A DAY DOES not pass by without President Anastasiades making public statement defending his stance on the Cyprus problem and implying that those who criticise him for having given up on a federal settlement, were prepared to give everything to the Turkish side. Initially he insisted he could not accept “any solution”, which became a slogan used unflatteringly against his critics that were dismissed as “supporters of any solution.”
“It is not only by giving that you will find a workable settlement,” was another soundbite he used to disparage his critics, that quite clearly were not as resolute and patriotic as the president in defending the Greek Cypriot interests. He has also taken the role of victim, protesting a couple of days ago that “they are trying to pin the blame on me or the Greek Cypriot side,” for the collapse of the talks in Switzerland last year, when he had told us that Turkish intransigence was exclusively to blame. “It is impossible to tolerate being blamed because I do not accept Turkish demands.”
Anastasiades quite clearly does not like being questioned or criticised about his handling of the Cyprus problem, something that Akel has been doing quite regularly of late, upsetting his narrative that he is sincerely interested in a settlement but “not any settlement” and certainly not one achieved “only by giving,” and “accepting Turkish demands.” And of course he denies accusations that he ever discussed a two-state solution with Turkey’s foreign minister or anyone else for that matter despite evidence that contradicts him.
There is no denying however that Anastasiades sounds very much like hard-line predecessors such as Spyros Kyprianou and Tassos Papadopoulos. Like them, he pays lip service to the need for a settlement while at the same time creating a negative climate, avoiding talks by setting conditions, playing up the other side’s intransigence and obsessing about procedural details rather than the substance. These tricks are as old as the Cyprus problem and were also played masterfully by Rauf Denktash, who supported a two-state solution or confederation, openly and consistently.

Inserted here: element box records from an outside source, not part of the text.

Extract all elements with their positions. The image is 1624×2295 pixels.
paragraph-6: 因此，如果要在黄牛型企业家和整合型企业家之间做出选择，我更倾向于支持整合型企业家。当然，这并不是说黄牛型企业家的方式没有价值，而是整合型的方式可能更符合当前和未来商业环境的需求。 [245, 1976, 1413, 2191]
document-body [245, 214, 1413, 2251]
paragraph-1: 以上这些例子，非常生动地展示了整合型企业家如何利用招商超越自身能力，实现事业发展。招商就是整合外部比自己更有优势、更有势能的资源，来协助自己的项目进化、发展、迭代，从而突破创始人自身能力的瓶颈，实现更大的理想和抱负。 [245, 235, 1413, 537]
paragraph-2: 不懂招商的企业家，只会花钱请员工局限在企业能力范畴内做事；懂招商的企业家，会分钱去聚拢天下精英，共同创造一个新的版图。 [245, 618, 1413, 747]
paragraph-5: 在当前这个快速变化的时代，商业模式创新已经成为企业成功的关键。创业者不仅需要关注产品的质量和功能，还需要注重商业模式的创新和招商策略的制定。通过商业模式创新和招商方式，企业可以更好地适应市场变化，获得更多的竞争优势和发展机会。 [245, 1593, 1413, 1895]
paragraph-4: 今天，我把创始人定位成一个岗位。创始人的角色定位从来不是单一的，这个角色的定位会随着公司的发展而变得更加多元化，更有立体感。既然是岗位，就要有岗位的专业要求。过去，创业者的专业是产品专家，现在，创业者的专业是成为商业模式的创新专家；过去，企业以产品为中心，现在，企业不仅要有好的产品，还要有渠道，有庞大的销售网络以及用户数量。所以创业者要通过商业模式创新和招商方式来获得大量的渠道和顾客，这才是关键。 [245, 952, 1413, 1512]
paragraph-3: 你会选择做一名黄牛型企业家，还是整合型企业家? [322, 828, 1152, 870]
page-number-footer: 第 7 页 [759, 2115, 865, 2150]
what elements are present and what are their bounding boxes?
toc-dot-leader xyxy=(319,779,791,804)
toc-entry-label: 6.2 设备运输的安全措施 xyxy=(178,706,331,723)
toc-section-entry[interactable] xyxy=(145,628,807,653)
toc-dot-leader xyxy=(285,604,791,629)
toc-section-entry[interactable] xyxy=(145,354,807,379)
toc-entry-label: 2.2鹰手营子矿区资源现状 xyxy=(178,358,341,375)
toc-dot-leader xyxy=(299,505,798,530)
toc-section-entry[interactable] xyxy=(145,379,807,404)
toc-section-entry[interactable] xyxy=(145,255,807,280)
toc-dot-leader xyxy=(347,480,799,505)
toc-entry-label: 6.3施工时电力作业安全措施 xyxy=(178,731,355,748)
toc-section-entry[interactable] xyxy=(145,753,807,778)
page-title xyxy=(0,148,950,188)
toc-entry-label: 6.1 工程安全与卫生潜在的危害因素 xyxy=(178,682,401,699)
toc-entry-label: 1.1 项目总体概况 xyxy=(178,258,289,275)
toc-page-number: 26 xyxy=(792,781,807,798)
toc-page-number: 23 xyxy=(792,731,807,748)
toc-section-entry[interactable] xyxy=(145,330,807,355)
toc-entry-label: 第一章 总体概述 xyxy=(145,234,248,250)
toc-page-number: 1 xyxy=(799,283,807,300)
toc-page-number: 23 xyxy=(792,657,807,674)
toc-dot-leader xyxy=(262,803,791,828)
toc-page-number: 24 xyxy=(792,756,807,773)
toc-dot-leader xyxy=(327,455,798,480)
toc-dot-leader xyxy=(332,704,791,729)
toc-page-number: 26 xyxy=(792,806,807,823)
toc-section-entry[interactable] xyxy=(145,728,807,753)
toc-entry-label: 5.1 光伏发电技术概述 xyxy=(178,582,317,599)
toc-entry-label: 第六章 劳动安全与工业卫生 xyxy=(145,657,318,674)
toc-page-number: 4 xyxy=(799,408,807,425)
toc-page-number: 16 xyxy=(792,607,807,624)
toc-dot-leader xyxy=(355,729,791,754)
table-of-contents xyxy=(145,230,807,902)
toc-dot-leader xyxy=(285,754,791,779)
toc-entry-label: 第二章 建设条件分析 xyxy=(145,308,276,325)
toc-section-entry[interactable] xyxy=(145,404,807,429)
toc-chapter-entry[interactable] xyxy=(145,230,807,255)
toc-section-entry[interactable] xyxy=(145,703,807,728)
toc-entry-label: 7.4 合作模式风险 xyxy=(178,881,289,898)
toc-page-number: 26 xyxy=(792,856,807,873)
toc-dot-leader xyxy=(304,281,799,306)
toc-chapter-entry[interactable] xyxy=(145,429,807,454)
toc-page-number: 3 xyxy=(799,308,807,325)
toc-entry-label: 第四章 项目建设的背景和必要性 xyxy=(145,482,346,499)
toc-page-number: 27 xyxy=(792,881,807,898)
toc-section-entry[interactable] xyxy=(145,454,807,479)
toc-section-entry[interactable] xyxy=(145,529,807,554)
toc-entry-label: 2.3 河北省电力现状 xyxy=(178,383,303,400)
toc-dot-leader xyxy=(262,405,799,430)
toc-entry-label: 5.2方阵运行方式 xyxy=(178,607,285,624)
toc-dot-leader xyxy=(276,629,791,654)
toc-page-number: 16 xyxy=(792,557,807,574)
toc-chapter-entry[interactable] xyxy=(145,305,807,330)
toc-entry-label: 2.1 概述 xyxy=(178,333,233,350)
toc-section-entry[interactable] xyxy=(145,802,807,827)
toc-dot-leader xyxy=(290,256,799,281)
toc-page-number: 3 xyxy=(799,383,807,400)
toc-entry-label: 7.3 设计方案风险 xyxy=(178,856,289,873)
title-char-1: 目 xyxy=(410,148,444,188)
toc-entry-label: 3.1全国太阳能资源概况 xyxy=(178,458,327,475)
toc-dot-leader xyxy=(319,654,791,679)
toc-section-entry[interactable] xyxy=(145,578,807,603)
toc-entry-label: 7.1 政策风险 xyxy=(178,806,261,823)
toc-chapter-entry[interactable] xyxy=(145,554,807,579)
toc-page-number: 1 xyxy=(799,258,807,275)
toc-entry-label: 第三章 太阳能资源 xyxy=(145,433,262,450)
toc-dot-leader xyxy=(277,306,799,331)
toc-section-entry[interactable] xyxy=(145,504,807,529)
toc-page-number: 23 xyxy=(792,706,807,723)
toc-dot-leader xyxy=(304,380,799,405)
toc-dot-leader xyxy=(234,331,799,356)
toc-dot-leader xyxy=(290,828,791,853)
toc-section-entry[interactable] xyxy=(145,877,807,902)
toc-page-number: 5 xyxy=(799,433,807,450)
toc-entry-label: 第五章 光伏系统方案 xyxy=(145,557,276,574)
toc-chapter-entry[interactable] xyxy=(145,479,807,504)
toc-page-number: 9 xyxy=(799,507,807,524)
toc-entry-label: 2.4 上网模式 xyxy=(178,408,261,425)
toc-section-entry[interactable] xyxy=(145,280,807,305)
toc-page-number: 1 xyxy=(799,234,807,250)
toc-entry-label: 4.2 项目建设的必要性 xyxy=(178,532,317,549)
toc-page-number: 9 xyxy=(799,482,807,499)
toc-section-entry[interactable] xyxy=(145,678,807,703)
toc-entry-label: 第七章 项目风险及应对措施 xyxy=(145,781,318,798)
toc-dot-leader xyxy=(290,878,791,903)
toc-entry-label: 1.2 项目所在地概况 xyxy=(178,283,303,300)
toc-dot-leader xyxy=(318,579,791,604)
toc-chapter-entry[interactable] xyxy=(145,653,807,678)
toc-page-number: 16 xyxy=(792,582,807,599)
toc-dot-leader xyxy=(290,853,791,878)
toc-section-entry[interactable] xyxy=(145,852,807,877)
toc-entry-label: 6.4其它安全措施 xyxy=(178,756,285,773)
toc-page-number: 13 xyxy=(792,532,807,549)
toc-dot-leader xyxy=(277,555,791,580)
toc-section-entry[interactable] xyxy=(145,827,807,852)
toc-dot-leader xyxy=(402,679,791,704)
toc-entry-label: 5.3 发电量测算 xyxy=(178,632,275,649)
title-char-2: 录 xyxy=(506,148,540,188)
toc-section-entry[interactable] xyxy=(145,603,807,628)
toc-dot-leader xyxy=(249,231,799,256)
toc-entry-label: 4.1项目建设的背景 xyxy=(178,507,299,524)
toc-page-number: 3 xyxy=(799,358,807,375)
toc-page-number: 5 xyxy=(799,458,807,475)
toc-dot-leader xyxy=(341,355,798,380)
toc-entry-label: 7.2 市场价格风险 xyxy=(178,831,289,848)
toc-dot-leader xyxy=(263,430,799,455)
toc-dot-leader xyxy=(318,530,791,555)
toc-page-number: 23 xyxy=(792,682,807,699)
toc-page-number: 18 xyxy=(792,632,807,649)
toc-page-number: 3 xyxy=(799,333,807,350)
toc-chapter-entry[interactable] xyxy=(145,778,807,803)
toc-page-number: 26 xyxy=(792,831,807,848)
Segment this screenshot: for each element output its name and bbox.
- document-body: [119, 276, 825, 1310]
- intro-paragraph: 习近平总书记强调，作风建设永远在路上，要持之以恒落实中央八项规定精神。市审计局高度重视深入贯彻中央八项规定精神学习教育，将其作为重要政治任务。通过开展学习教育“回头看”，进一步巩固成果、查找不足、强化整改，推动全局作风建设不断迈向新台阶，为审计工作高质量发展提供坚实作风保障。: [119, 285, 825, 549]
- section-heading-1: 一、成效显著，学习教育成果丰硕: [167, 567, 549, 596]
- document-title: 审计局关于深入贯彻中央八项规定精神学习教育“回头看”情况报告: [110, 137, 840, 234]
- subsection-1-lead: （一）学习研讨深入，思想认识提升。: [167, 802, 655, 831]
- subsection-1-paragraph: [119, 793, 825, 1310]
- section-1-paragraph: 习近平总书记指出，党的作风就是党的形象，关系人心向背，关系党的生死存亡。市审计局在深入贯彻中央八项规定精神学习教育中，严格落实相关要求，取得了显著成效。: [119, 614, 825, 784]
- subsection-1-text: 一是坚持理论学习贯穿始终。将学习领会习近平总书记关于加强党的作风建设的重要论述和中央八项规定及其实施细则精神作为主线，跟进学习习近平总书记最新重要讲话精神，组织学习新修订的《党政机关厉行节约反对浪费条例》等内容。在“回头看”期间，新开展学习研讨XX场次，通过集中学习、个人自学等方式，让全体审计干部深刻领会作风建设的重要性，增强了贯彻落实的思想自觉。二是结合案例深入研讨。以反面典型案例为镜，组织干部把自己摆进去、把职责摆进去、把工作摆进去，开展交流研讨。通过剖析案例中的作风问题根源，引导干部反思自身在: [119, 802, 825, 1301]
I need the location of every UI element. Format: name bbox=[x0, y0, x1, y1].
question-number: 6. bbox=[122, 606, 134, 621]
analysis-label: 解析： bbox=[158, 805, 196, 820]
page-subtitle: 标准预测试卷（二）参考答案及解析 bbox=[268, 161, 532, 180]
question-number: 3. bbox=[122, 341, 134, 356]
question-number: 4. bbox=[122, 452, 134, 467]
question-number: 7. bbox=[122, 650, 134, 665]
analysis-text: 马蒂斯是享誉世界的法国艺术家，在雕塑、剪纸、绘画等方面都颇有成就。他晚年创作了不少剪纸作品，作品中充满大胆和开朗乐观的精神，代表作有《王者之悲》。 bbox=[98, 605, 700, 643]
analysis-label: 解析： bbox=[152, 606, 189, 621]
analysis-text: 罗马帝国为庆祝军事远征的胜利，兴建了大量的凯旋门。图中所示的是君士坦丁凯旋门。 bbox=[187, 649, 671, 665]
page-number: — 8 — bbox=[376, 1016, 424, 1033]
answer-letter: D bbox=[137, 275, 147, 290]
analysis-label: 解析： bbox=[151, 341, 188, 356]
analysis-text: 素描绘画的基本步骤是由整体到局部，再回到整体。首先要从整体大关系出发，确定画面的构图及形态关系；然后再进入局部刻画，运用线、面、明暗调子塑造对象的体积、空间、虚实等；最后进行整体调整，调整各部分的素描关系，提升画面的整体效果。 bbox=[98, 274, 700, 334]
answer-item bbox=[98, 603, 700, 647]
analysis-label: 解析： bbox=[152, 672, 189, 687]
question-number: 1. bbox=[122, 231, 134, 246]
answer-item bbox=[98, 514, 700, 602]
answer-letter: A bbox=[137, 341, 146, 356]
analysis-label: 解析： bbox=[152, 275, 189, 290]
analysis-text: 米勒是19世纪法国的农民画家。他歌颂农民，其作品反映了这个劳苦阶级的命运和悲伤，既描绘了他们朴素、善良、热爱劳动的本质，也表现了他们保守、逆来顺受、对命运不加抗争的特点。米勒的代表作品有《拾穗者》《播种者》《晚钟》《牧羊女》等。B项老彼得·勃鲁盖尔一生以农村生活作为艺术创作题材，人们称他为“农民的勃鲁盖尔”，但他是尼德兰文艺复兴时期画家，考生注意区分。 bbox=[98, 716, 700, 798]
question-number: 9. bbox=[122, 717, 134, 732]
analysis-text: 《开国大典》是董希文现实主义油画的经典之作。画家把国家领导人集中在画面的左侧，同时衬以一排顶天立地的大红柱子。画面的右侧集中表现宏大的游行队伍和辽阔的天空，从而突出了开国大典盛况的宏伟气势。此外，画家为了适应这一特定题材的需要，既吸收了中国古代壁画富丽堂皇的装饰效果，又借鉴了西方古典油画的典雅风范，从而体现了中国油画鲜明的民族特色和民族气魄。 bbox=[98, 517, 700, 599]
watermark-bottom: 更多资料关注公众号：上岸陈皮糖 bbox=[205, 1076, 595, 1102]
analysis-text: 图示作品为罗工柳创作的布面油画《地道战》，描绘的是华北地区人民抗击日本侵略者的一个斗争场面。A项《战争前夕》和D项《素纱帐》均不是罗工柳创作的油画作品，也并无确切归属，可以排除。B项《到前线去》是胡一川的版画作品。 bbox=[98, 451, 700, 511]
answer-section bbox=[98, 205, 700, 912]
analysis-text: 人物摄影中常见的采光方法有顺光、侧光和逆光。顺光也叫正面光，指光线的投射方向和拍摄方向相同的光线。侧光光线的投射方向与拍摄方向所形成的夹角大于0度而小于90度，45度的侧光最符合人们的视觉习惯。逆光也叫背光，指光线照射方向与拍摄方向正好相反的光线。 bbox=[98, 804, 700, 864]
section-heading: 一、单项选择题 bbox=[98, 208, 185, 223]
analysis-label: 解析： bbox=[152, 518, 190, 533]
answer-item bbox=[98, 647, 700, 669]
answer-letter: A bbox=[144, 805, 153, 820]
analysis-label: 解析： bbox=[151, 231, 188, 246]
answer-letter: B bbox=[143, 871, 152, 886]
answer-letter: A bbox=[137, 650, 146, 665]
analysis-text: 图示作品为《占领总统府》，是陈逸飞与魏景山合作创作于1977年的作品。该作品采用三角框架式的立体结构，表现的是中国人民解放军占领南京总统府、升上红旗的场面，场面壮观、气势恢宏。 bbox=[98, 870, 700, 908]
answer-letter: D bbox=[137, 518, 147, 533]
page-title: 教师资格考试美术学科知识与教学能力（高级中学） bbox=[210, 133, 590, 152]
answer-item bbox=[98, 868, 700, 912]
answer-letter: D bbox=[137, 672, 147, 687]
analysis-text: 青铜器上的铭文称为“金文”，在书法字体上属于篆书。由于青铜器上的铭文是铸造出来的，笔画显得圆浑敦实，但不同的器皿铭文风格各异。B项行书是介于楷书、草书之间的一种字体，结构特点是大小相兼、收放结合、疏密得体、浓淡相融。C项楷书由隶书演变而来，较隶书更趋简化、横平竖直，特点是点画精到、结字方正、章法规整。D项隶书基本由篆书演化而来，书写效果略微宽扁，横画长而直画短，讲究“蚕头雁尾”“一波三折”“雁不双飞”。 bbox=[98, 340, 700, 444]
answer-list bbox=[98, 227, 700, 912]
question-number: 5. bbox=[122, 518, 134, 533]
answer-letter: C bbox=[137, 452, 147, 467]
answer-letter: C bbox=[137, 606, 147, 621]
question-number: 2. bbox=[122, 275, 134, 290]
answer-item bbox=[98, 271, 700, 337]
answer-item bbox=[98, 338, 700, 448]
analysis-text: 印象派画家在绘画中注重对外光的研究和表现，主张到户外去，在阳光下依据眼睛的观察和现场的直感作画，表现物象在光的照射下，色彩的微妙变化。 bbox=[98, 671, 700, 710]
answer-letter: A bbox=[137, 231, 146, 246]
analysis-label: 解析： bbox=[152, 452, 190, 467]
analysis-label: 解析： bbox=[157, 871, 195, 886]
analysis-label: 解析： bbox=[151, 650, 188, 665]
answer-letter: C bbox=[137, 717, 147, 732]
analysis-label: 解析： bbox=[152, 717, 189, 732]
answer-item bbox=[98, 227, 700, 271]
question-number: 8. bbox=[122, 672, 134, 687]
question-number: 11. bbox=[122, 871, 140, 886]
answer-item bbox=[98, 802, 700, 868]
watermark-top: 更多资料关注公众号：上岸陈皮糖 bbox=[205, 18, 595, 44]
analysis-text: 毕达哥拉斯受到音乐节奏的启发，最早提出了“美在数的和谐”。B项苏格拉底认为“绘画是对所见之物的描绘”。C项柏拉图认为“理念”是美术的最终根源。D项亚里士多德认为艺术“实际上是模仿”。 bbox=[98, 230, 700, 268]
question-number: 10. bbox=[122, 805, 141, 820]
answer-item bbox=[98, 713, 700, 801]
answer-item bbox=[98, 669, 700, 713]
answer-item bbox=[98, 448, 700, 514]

Anastasiades is neither open nor consistent – privately he expresses a preference for two states, publicly he has supported federation with a strong central state, a loose federation and confederation, even though he subsequently dropped the latter. And he has the audacity to complain that he is being unfairly criticised for starting out as a champion of a settlement and ending up as another Tassos, also demanding unity. He does not realise that he has lost all credibility with his erratic behaviour and that it is impossible for people to unite behind a president that they have difficulty believing.